On Wednesday Sept 13th I went to my dermatologist to have a mole under my eye checked out. She was not concerned, but did do some measurements and scheduled me for a follow-up on Oct 13th. as soon as she looked at the mole she said it had changed and she had me sign paperwork for her to remove it and send it off to pathology for testing. On Friday October 15th at 9:36am EST I received a call from her office with my test results...

The report was positive for Basal Cell Carcinoma... I had skin cancer... I was then informed that my doctor was not in the office that day and that when she came in on Monday she would refer me to a doctor for surgery.

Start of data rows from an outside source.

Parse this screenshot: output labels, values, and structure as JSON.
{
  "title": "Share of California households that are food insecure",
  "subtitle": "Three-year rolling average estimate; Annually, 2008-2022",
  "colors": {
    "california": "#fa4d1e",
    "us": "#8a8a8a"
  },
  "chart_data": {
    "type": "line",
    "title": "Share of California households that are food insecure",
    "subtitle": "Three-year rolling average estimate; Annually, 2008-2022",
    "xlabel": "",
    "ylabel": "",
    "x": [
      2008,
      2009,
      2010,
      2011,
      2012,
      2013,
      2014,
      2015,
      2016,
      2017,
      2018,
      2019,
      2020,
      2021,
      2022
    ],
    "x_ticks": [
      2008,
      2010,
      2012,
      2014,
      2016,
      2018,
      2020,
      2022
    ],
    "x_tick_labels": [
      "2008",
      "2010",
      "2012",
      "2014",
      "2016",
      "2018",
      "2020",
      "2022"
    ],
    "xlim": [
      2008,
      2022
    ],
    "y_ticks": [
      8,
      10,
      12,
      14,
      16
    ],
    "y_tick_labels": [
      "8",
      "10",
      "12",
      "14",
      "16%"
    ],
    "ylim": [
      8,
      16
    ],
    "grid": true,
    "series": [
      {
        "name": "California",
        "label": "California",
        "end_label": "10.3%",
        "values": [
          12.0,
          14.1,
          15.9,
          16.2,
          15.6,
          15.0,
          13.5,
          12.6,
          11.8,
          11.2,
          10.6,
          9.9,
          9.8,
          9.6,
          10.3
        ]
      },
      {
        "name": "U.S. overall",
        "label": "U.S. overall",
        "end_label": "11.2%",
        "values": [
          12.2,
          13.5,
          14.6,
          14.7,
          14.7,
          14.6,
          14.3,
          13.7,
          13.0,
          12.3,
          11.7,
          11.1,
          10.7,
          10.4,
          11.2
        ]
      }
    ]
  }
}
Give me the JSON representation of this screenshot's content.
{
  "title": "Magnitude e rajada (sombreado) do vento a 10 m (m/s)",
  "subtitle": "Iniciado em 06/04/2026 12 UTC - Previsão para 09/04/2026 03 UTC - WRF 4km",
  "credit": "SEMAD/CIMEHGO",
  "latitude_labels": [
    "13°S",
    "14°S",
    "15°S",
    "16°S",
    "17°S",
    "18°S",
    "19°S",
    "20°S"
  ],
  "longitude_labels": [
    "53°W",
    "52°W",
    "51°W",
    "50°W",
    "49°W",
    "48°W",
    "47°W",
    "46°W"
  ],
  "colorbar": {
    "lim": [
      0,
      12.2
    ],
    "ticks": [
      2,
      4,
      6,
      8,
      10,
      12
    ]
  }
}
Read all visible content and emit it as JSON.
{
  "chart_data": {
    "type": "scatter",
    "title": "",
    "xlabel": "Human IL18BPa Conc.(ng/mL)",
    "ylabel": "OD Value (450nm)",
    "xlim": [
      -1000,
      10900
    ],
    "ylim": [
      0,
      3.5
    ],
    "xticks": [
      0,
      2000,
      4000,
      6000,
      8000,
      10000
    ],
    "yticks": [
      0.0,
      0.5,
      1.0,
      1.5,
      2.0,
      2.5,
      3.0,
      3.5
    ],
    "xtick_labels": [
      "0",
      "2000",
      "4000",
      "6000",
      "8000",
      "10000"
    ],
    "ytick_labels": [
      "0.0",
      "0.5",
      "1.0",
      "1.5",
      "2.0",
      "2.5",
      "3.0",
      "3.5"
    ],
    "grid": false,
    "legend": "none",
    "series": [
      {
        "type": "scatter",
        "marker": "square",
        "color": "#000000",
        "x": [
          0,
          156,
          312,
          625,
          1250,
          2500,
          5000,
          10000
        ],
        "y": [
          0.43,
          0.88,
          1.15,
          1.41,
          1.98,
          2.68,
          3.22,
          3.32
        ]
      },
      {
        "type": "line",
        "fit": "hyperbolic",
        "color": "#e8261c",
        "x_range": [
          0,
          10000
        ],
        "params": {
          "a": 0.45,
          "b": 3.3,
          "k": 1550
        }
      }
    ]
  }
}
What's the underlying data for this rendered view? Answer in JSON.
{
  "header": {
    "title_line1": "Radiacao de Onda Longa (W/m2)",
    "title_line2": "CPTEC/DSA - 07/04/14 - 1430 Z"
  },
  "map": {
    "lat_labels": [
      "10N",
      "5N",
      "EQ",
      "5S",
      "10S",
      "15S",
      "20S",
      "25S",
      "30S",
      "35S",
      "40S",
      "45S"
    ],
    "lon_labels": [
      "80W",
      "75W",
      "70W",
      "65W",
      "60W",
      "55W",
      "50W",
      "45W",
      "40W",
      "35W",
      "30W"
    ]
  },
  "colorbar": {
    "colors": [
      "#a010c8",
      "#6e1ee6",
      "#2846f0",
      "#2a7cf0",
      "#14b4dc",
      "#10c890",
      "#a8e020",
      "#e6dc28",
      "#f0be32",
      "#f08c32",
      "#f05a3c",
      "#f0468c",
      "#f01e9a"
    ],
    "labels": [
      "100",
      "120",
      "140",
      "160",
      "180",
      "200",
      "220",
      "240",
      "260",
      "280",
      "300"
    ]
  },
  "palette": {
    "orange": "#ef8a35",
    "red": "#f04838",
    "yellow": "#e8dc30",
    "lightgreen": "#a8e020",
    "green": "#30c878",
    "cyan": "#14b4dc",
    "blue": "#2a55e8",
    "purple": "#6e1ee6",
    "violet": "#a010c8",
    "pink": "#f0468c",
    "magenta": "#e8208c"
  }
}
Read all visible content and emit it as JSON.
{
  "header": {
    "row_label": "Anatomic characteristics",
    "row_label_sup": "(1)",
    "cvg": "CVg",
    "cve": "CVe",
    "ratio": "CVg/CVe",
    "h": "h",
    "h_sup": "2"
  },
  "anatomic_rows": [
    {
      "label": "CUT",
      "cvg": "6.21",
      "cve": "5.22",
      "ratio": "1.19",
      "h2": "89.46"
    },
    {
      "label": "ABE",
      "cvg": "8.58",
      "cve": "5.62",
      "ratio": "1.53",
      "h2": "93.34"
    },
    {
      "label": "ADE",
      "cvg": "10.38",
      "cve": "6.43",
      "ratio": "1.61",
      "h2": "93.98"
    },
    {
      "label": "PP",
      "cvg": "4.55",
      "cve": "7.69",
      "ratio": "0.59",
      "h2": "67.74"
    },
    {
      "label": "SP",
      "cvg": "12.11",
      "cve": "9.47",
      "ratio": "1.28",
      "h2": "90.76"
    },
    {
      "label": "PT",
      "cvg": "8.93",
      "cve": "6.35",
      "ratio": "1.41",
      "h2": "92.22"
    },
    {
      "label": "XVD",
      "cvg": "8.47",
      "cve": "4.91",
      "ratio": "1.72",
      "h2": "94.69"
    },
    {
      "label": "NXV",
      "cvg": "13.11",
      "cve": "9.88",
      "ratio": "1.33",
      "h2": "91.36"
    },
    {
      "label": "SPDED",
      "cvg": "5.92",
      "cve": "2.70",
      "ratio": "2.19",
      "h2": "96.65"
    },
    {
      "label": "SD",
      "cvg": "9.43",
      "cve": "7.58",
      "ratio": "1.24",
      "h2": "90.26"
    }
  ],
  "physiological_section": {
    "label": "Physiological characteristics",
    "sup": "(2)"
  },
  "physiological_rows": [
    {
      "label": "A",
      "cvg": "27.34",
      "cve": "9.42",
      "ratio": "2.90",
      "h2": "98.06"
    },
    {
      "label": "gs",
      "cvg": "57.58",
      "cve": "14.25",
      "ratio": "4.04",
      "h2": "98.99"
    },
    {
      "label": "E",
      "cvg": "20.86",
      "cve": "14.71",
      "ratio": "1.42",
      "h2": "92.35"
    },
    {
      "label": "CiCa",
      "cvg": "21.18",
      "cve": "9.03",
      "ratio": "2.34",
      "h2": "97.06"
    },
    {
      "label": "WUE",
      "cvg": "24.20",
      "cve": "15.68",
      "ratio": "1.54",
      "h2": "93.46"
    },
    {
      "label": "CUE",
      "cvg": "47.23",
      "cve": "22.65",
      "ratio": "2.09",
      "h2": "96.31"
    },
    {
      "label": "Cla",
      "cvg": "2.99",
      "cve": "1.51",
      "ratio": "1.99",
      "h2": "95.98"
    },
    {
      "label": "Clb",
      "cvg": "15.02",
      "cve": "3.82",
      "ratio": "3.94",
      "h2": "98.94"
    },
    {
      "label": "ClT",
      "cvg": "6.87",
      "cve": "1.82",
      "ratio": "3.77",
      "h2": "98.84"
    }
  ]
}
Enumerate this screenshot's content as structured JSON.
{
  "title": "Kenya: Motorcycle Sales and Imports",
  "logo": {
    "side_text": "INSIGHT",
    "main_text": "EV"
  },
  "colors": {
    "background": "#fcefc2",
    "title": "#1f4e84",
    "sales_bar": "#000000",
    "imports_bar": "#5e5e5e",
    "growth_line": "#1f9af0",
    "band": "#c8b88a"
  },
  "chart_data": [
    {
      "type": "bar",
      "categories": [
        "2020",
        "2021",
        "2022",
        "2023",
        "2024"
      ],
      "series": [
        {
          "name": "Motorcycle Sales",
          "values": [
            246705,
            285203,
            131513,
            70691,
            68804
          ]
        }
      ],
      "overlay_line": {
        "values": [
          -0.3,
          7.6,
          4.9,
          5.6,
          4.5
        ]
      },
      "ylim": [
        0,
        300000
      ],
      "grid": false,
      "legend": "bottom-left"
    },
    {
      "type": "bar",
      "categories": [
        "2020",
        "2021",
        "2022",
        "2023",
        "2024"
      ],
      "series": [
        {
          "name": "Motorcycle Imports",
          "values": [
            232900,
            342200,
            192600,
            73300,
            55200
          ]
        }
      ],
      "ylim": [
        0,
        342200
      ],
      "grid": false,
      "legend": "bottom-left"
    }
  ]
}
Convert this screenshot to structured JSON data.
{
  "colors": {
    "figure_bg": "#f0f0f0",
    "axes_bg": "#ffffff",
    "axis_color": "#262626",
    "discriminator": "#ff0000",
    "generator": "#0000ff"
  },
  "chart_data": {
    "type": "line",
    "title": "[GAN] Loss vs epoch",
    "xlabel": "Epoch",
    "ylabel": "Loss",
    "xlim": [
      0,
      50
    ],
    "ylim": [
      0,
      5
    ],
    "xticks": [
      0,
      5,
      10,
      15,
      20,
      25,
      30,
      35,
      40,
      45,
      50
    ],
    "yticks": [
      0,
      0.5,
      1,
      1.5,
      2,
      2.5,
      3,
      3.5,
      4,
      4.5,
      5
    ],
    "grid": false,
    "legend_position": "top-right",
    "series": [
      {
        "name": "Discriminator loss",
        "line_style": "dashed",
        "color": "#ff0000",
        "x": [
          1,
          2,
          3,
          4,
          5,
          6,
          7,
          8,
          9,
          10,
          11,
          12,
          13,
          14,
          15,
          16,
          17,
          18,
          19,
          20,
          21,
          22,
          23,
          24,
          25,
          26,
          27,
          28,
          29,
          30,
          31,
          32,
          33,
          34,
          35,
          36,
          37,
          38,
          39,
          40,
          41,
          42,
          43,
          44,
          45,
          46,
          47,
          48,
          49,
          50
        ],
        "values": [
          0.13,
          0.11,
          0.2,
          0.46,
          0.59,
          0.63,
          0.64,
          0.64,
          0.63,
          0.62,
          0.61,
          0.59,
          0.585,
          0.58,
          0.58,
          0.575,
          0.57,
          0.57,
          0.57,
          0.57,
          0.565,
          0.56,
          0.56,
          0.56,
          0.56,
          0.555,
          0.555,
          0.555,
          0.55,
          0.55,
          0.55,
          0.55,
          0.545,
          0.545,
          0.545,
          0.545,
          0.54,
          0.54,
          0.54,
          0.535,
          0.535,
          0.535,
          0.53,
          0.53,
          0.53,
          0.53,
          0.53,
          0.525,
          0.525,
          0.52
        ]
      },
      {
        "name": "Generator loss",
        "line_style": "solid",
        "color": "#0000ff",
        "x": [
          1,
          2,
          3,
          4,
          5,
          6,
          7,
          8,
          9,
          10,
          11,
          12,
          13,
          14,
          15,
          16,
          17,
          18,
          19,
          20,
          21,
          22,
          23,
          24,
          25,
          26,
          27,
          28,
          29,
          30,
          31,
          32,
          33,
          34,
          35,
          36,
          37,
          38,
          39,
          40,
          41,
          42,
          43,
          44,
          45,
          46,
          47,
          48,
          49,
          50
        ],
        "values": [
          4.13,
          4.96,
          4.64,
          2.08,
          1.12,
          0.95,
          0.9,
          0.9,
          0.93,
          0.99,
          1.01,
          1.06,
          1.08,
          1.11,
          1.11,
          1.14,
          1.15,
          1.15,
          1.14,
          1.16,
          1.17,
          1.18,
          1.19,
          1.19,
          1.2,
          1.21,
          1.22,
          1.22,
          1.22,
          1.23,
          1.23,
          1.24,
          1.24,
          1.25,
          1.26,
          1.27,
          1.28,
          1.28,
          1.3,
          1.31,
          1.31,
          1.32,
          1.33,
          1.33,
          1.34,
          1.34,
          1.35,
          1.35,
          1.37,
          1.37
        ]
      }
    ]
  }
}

HOW DARE THEY TELL ME THIS KIND OF NEWS OVER THE PHONE..... I WAS PISSED OFF.... I WAS SCARED SHITLESS.... This is one of my greatest fears.... to have a major health issue and I have no husband (he lives in Moorhead City, NC with his girlfriend) and no family (we have been estranged for many years, with no hope of reconcile)

I did get through the day with with support from my friends on facebook. They kept me sane and upbeat. I appreciate them. Though a couple of them were rude and just downright mean.... don't worry... they have been unfriended and blocked.

I will spend the next month sharing my research on this condition. Here is a small list of what I have learned so far...

1. Basal cell carcinoma is a slow-growing form of skin cancer.

2. Skin cancer is divided into two major groups: nonmelanoma and melanoma.

3. Basal cell carcinoma is a type of nonmelanoma skin cancer, and is the most common form of cancer in the United States.

4. According to the American Cancer Society, 75% of all skin cancers are basal cell carcinomas.

5. Basal cell skin cancer almost never spreads. But, if left untreated, it may grow into surrounding areas and nearby tissues and bone.

6. The rate of basal cell skin cancer returning is about 1% with Mohs surgery, and up to 10% for other forms of treatment.

7. Smaller basal cell carcinomas are less likely to come back than larger ones.

8. Basal cell carcinoma rarely spreads to other parts of the body.

Prognosis looks good for me.... it was a very small mole under my right eye. and when she removed it last week she said the area underneath look really good. So I am very hopeful.